Хлеб на каждый день — страница 10 из 70

Старик легким шагом пересек кабинет и подошел к столу.

— Я действительно был директором.

Как будто нынешний директор усомнился в этом.

— Очень рад, — сказал Федор Прокопьевич, — нашему коллективу интересно и полезно будет послушать, как работали здесь люди в войну.

На это старик ответил:

— Воспоминания не обучают. Интересно, возможно, будет, а вот насчет «полезно» — не уверен.

— Я не очень вас поднял, — сказал Полуянов, — если воспоминания не обучают, тогда и само прошлое ничего не значит, в том смысле, что нет в нем урока потомкам.

Старик невесомо покоился в кресле, его густая седая шевелюра отливала голубизной. Слова хозяина кабинета не смутили его, весь вид старика словно говорил: ваши расхожие истины мне уже давно без интереса и пользы.

— Мои воспоминания — это утеха памяти. Человек помнит все, но вспоминает только то, что хочет вспомнить. Опыт прошлого — отнюдь не в воспоминаниях людей. А в их труде — духовном и материальном. А воспоминания — это особый род литературы, мемуары. В этом жанре вспоминается не подлинная прошлая жизнь, а ее более сюжетный, отредактированный вариант.

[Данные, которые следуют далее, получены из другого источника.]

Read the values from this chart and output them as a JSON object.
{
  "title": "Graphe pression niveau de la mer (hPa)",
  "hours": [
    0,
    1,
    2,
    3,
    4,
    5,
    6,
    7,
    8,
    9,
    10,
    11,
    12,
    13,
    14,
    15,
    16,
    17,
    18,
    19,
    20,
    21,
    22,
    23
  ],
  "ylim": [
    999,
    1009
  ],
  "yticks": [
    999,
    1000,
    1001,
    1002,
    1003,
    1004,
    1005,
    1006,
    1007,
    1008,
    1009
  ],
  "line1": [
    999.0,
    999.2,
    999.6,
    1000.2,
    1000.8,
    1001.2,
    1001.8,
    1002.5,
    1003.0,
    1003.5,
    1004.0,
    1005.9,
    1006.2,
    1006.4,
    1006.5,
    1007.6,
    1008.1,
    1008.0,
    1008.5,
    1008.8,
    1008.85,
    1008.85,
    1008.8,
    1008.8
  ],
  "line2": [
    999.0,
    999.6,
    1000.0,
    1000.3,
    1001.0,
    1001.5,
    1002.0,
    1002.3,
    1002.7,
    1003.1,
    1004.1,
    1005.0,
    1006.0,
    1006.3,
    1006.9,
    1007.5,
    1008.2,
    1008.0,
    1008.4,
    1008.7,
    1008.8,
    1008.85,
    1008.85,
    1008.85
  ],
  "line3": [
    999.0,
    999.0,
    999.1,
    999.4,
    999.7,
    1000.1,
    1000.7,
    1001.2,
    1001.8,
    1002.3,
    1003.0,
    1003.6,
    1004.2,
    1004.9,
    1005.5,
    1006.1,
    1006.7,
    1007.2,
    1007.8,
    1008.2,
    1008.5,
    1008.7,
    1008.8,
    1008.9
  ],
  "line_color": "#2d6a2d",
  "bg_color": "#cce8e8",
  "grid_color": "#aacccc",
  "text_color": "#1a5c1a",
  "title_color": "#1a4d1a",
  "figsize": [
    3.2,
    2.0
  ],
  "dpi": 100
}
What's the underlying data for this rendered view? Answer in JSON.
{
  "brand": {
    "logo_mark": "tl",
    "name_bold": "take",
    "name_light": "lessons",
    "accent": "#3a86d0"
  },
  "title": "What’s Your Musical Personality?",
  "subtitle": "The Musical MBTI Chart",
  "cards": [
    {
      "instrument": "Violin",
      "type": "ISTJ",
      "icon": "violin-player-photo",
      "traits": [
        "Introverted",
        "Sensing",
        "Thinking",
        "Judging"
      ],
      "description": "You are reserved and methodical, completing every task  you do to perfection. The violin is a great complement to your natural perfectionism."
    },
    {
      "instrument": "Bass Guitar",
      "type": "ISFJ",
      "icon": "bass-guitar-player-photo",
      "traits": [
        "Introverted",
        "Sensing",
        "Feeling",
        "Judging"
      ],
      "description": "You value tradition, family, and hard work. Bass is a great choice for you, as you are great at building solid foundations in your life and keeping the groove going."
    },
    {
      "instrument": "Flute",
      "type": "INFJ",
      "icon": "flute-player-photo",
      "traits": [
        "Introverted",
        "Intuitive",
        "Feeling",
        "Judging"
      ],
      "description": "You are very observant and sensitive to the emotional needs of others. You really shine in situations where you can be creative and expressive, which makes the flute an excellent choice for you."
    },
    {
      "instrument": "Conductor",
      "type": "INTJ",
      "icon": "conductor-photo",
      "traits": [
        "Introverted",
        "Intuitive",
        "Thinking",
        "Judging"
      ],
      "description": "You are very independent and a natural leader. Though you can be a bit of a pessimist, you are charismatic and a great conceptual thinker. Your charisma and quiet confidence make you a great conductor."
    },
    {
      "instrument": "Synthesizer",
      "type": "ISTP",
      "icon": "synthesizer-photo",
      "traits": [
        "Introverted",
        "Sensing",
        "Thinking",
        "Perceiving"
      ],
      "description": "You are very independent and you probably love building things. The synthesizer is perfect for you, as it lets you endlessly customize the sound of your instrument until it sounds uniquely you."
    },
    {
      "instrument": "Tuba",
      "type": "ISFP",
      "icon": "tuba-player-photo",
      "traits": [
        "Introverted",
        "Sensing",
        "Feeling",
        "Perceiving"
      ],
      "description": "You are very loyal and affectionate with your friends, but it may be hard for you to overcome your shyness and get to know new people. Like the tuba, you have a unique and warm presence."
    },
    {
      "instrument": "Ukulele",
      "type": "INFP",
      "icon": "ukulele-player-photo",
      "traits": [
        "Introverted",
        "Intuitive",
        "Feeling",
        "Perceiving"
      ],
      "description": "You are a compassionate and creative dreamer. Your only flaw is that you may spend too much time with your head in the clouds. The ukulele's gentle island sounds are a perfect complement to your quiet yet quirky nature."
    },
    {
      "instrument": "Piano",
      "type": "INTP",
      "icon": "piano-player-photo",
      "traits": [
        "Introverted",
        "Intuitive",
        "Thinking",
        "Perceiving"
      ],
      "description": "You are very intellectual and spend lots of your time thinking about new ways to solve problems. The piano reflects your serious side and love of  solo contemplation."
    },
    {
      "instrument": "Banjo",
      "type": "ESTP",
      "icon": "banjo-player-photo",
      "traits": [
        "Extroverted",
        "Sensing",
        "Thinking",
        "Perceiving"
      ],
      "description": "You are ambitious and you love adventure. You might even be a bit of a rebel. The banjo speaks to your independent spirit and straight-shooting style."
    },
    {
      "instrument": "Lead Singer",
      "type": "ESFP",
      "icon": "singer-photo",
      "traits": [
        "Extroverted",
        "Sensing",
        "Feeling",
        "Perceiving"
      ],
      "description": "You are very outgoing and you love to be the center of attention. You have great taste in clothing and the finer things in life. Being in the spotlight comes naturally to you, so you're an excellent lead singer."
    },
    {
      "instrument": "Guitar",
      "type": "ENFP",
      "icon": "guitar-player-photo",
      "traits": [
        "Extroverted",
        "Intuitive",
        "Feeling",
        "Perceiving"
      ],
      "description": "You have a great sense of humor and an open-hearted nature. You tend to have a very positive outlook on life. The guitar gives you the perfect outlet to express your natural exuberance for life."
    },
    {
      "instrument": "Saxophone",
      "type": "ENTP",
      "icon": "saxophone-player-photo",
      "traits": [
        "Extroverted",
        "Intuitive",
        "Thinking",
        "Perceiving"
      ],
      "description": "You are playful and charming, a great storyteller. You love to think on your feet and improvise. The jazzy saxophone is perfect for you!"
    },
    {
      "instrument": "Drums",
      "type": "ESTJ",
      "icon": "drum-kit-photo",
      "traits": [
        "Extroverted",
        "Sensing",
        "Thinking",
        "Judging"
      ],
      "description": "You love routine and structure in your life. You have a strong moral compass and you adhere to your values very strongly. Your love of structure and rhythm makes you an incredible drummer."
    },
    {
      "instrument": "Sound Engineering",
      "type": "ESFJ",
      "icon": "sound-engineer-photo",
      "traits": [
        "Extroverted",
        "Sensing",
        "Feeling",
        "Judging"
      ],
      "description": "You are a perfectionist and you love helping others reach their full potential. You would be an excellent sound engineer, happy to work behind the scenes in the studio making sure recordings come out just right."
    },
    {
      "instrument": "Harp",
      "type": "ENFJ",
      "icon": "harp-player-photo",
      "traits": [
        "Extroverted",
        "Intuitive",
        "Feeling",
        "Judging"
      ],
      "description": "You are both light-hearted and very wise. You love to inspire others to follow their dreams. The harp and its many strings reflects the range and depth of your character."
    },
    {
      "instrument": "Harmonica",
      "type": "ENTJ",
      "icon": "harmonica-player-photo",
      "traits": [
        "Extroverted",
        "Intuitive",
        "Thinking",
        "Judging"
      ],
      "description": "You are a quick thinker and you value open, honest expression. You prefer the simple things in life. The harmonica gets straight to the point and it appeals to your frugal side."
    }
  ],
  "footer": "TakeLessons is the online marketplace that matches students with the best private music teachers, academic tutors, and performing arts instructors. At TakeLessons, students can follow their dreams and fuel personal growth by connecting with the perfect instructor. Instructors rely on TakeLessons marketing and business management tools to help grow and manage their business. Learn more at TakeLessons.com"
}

Федор Прокопьевич только потом разобрался, с чего это он так накинулся на старика, спорил с ним, горячился, удивляя Филимонова. Это был голод по дружескому общению, по разговору не производственному, не семейному, как с Викой, а по тому, в котором участвует душа.

Они довольно долго спорили, и старик убедил его. Если бы воспоминания обучали, то человечество, даже сидя в каждом классе по столетию, давно бы уже обучилось, стало мудрым, не совершало бы жестоких ошибок. Каждое новое поколение просто бы загоняли в читальные залы библиотек, и оно бы там начинялось замечательными воспоминаниями от первых восстаний рабов до поучительной судьбы Анны Карениной. Но все дело в том, что история человечества — не моя история, и Анна Каренина прожила не мою, а свою жизнь.

— Но все-таки что-то же остается? — Федор Прокопьевич не мог скрыть своей растерянности.

— Остается, и немало, — согласился старик, — в этом вы правы. Человечество кое-что усваивает из опыта прошлого. Одного только не может усвоить: много жрать, когда есть еда, вредно. Надо питаться умеренно, тогда век будет длинным, а здоровье отменным. Согласны?

«Жрать» в устах старика прозвучало вызовом.

— Согласен, но не вижу связи между обжорством и историей человечества.

— Богатство — есть обжорство. Стремление к нему — корень зла всех времен и народов.

— Это мы проходили, — сказал Федор Прокопьевич, улыбнувшись, чтобы старик не чувствовал себя философом, изрекая «общие места», — И все-таки будем вспоминать, будем обучаться, хоть мы и не очень способные ученики. Выхода ведь другого нет?

— Есть, — ответил старик, — но мы его словно нарочно заваливаем камнями, этот выход. Человек должен жить долго и хорошо — я согласен с этим. Но только надо подробно и четко объяснить, что входит в понятие «хорошо». Быть сытым, иметь квартиру, не испытывать унижения перед Иваном Петровичем: у него штаны за двести рублей, а у меня за восемнадцать… Я ученый, ты рабочий, он колхозник — мы все, независимо от профессиональной принадлежности, должны жить хорошо. Что же это такое — наше общее хорошо?

— Что же?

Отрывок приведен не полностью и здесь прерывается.